One month after the conclusion of the college wrestling season, the NCAA Wrestling Rules Committee has proposed making two experimental rules which debuted at the 2014 NWCA All-Star Classic permanent with clarifications, as well as making revisions to rules governing interlocking fingers, technical falls, and near falls, the NCAA announced Wednesday.
The committee met April 13-15 in Indianapolis to review rules to govern Division I wrestling for the 2015-16 season. All rules proposals made by the committee must be approved by the NCAA Playing Rules Oversight Panel, which will discuss the wrestling recommendations via conference call June 24.
Two committee proposals impact rules which were first introduced as experimental at last fall’s All-Star Classic at University of Pennsylvania in Philadelphia – a clarification of the drop-down stalling rule, and the neutral stalling rule.
The drop-down rule was originally intended to focus on a wrestler who is in the offensive position and locks or holds his opponent’s leg (or legs), and fails to take any attempt at offensive action, such as breaking down his opponent, executing an offensive move, or working back up towards the upper body to attempt to score points. In the proposed revision of this rule in place during all of last season, the referee should immediately begin a five-second count for stalling once the offensive wrestler positions himself with one or both hands below the buttocks of the defensive wrestler. The referee will stop his count when the offensive wrestler improves his position, moves his hold above the buttocks of the defensive wrestler or releases the hold. If the referee reaches the fifth count before the offensive wrestler improves his position, moves his hold above the buttocks or releases the hold, the offensive wrestler will be called for stalling. What’s more, if the wrestler on offensive lifts the defensive wrestler’s leg off the mat and both wrestlers reach the standing position, the referee will stop his five-second count. But if the offensive wrestler does not continue to attempt to return the defensive wrestler to the mat, the referee can call stalling as in the past without the five-second count.
Another stalling call, in regards to the drop-down rule, can be made by the referee if the offensive wrestler applies a hold with his hand or arm around the defensive wrestler’s waist while applying the other arm/hand below the buttocks. In that scenario, the five-second count will start and continue until the hold below the buttocks has been released.

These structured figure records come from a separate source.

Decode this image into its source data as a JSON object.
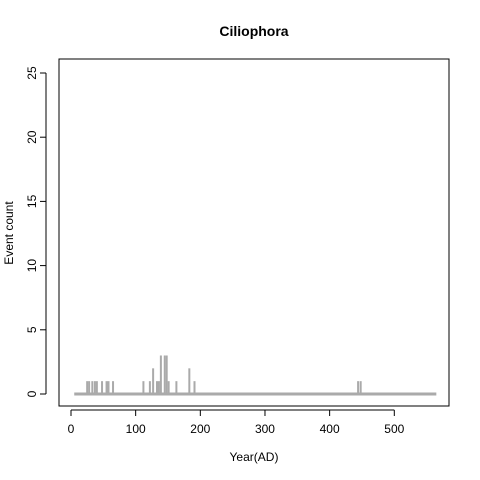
{
  "chart_data": {
    "type": "bar",
    "title": "Ciliophora",
    "xlabel": "Year(AD)",
    "ylabel": "Event count",
    "xlim": [
      0,
      570
    ],
    "ylim": [
      0,
      25
    ],
    "xticks": [
      0,
      100,
      200,
      300,
      400,
      500
    ],
    "yticks": [
      0,
      5,
      10,
      15,
      20,
      25
    ],
    "baseline": {
      "x_start": 5,
      "x_end": 565,
      "y": 0
    },
    "series": [
      {
        "points": [
          {
            "x": 25,
            "y": 1
          },
          {
            "x": 28,
            "y": 1
          },
          {
            "x": 33,
            "y": 1
          },
          {
            "x": 37,
            "y": 1
          },
          {
            "x": 40,
            "y": 1
          },
          {
            "x": 48,
            "y": 1
          },
          {
            "x": 55,
            "y": 1
          },
          {
            "x": 58,
            "y": 1
          },
          {
            "x": 65,
            "y": 1
          },
          {
            "x": 112,
            "y": 1
          },
          {
            "x": 122,
            "y": 1
          },
          {
            "x": 127,
            "y": 2
          },
          {
            "x": 133,
            "y": 1
          },
          {
            "x": 136,
            "y": 1
          },
          {
            "x": 139,
            "y": 3
          },
          {
            "x": 145,
            "y": 3
          },
          {
            "x": 148,
            "y": 3
          },
          {
            "x": 151,
            "y": 1
          },
          {
            "x": 163,
            "y": 1
          },
          {
            "x": 183,
            "y": 2
          },
          {
            "x": 191,
            "y": 1
          },
          {
            "x": 444,
            "y": 1
          },
          {
            "x": 448,
            "y": 1
          }
        ]
      }
    ],
    "colors": {
      "bars": "#aaaaaa",
      "frame": "#000000"
    }
  }
}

The experimental rule involving the standing neutral position was used only in the National Wrestling Coaches Association All-Star Classic in November. After watching it being called in that event, the committee recommended that when wrestling is stopped in the neutral standing position for going out of bounds, the referee can make one of the three following calls: 1. Stalling on one or both wrestlers for leaving the wrestling area; 2. Stalling for pushing or pulling the opponent out of bounds; or 3. Wrestling action is taking place. (It should be noted that a tie-up, including an under hook with no attempt to initiate an offensive move, is not considered an offensive or defensive attack.)
“The experimental rules moving forward indicate that they were received well by the membership,” said Jeff Swenson, the committee chair and the director of athletics at Augsburg College. “We certainly have cleaned up the verbiage in the drop-down rule to help ensure that it is called properly.”
Another proposed rule change regards interlocked fingers. When wrestlers interlock fingers in the neutral position, the referee would stop the action and call it potentially dangerous, and any subsequent offenses would require the referee to call stalling on the wrestler who initiates the fingers interlocking. This rule addresses locking fingers in the neutral position as a way of controlling the opposing wrestler’s hand and stopping action, not locked hands by the offensive wrestler.
In addition, there is a proposal for changing the way for assessing points in a near-fall situation. With the new rule, two points would be awarded if the referee reaches a two count; four points would be awarded if the referee reaches a four count. Referees can now award two points when their count reaches two, and they can award three points if the count reaches five.
What’s more, the NCAA Wrestling Rules Committee has proposed some changes to how points are scored and compiled. The existing rule awarding four team points for a technical fall if the winning wrestler fails to score a near fall be eliminated. And, in another scoring change proposal, the committee has proposed experimenting with a rule in the National Wrestling Coaches Association All-Star Classic that would award three points for a takedown, presumably in an attempt to open up scoring. (Two points for a takedown has been the standard for decades; however, for about four years in the early 1960s, the NCAA had rule where the first takedown in a match was worth two points… with subsequent takedowns scored by that wrestler being worth only one point each. The rule was said to be a reaction to Oklahoma State’s “take ‘em down and let ‘em up” wrestling style of racking up takedowns quickly followed by cutting an opponent loose, which, at the time, some other teams found frustrating.)
Nothing in the press statement issued by the NCAA addressed arguably the most controversial issue at the Division I championships, where, in a 157-pound quarterfinals match, Kent State’s Ian Miller was denied a win because of a scoring error on the part of officials in his match vs. Cornell University’s Brian Realbuto… with the NCAA seeming to blame Miller’s coach Jim Andrassy for failing to raise the issue immediately, in a statement issued by the college sports organization later that day.